Unlike Berliner, in her more than twenty years as a filmmaker, Mangaard has mixed fiction—the 1994 Canadian Film Centre short 94 Arcana Drive, and the 1996 feature film romantic comedy Fish Tale Soup — in with such non-fiction projects as 1990’s A Dialogue with Vision: The Art of Spring Hurlbut and Judith Schwartz. “I think that as a filmmaker, all of my films are mine and that the genre isn’t as important as the stylistic considerations,” says Mangaard about her oeuvre. “Hopefully a film has a signature on it that identifies the maker in the same manner that a painting is recognizable as being by a certain artist. I make films that I want to make. My background [is] as an artist, a painter, and printmaker, and filmmaking lately has become much more of a business for me. But inside it’s still the act of making something, of creating a thing with your brain and hands and eyes, that excites me.”
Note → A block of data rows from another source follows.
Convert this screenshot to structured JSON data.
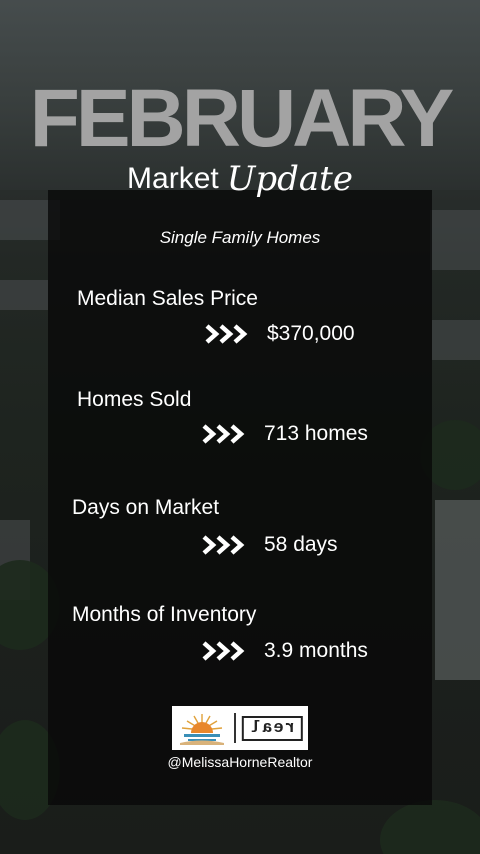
{
  "header": {
    "month": "FEBRUARY",
    "subtitle_main": "Market",
    "subtitle_script": "Update",
    "segment": "Single Family Homes"
  },
  "stats": [
    {
      "label": "Median Sales Price",
      "value": "$370,000"
    },
    {
      "label": "Homes Sold",
      "value": "713 homes"
    },
    {
      "label": "Days on Market",
      "value": "58 days"
    },
    {
      "label": "Months of Inventory",
      "value": "3.9 months"
    }
  ],
  "footer": {
    "brand_text": "real",
    "handle": "@MelissaHorneRealtor"
  },
  "colors": {
    "title_gray": "#a3a3a3",
    "panel": "#080808",
    "text": "#ffffff"
  },
  "icons": [
    "chevrons-right-icon",
    "sunrise-logo-icon"
  ]
}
That attitude extends to how the two directors illuminate the night, and the sleeplessness that accompanies it. Says Mangaard, “The night is a special time with a sound all its own. Darkness cloaks sound and we often don’t see who or what or where a sound has emerged from. Having the voices float through the film meant more of the lonely and alone experience of the night that I find so interesting—sometimes frightening and sometimes wonderfully stimulating. For me, the night does have many sides to it, and creatively it might be that I was letting those voices speak to the people out there who were sleeping—like some kind of insidious dream that could creep into their minds.”
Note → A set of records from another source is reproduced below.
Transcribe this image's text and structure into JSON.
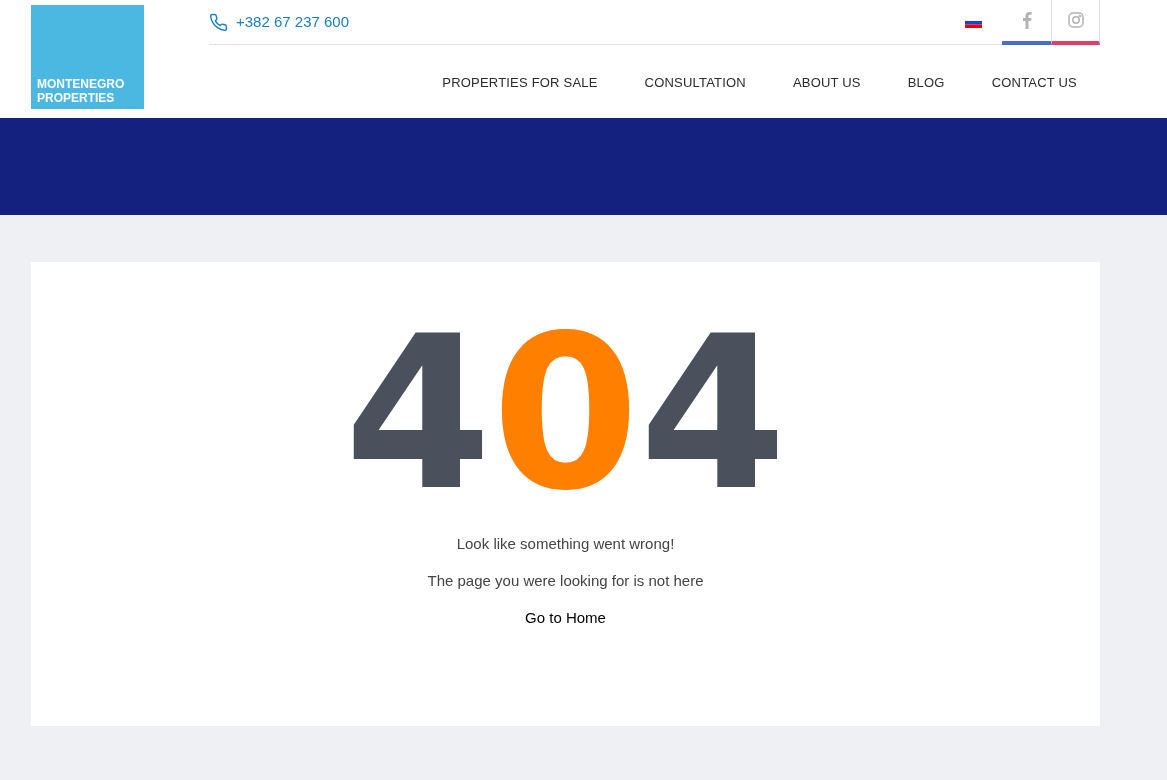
{
  "logo": {
    "lines": [
      "MONTENEGRO",
      "PROPERTIES"
    ]
  },
  "topbar": {
    "phone": "+382 67 237 600"
  },
  "nav": {
    "items": [
      "PROPERTIES FOR SALE",
      "CONSULTATION",
      "ABOUT US",
      "BLOG",
      "CONTACT US"
    ]
  },
  "error": {
    "code": [
      {
        "text": "4",
        "color": "#4a505c"
      },
      {
        "text": "0",
        "color": "#ff7f00"
      },
      {
        "text": "4",
        "color": "#4a505c"
      }
    ],
    "messages": [
      "Look like something went wrong!",
      "The page you were looking for is not here"
    ],
    "home_link": "Go to Home"
  }
}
Berliner’s evocation of the night and the dream state is much less cinematically literal, bolstered by the generous use of the reels of film, on every subject under the sun, which he keeps in his voluminous files. “When I began the film, I looked up everything to do with sleeping etc. I was charged, excited and challenged by the possibility of making metaphor.” Thus, in Wide Awake, “a skydiver [or] submarine would be a metaphor for escaping [into sleep] or a dream,” points out Berliner. “A long corridor, that’s kind of the model for falling asleep, consciousness receding into the distance. I matched that [image] with relaxation tapes, a garden [but] that no one gets into it, [with] no trespassing signs [standing in for not being able to get to sleep]. One thing leads to another.” Provocatively, Berliner even suggests, “I might have ended up a filmmaker [because] I just had to hold down a job,” something that would have been harder as a sleep-deprived daytime worker.

Have the filmmakers begun to sleep better now that their projects have been released into the wider world? Says Mangaard, “When it was completed I did sleep for several months. Then my father became quite ill and insomnia took over again. Now I’ve come to terms with a few things and find that I’ve gone into a vivid dream phase— where I remember my dreams with great clarity…I’m really enjoying this. The other thing that’s happened is that I’ve realized that I can sleep much better if I don’t have anything scheduled to do before noon. This doesn’t mean not working before noon, just doing it at my own pace. I also realize that I work much, much better at night.”

Berliner, too, does work better after dark, which is when he’s put all his films together—his daytime state often sees him often feeling like a ‘zombie,’ he says in Wide Awake —but he’s not as optimistic as Mangaard as to his future sleeping patterns improving. In fact, Shari pretty much gives him an ultimatum at the end of Wide Awake, almost ordering him to get his act together if he’s to fulfill his responsibilities as an effective father who inhabits the same time zone as the rest of his family. He may be hopeful that things can change for the better, but true to his forthright nature, Berliner is not sanguine about those prospects. “I still have a big problem. I don’t think it will go away so easily.”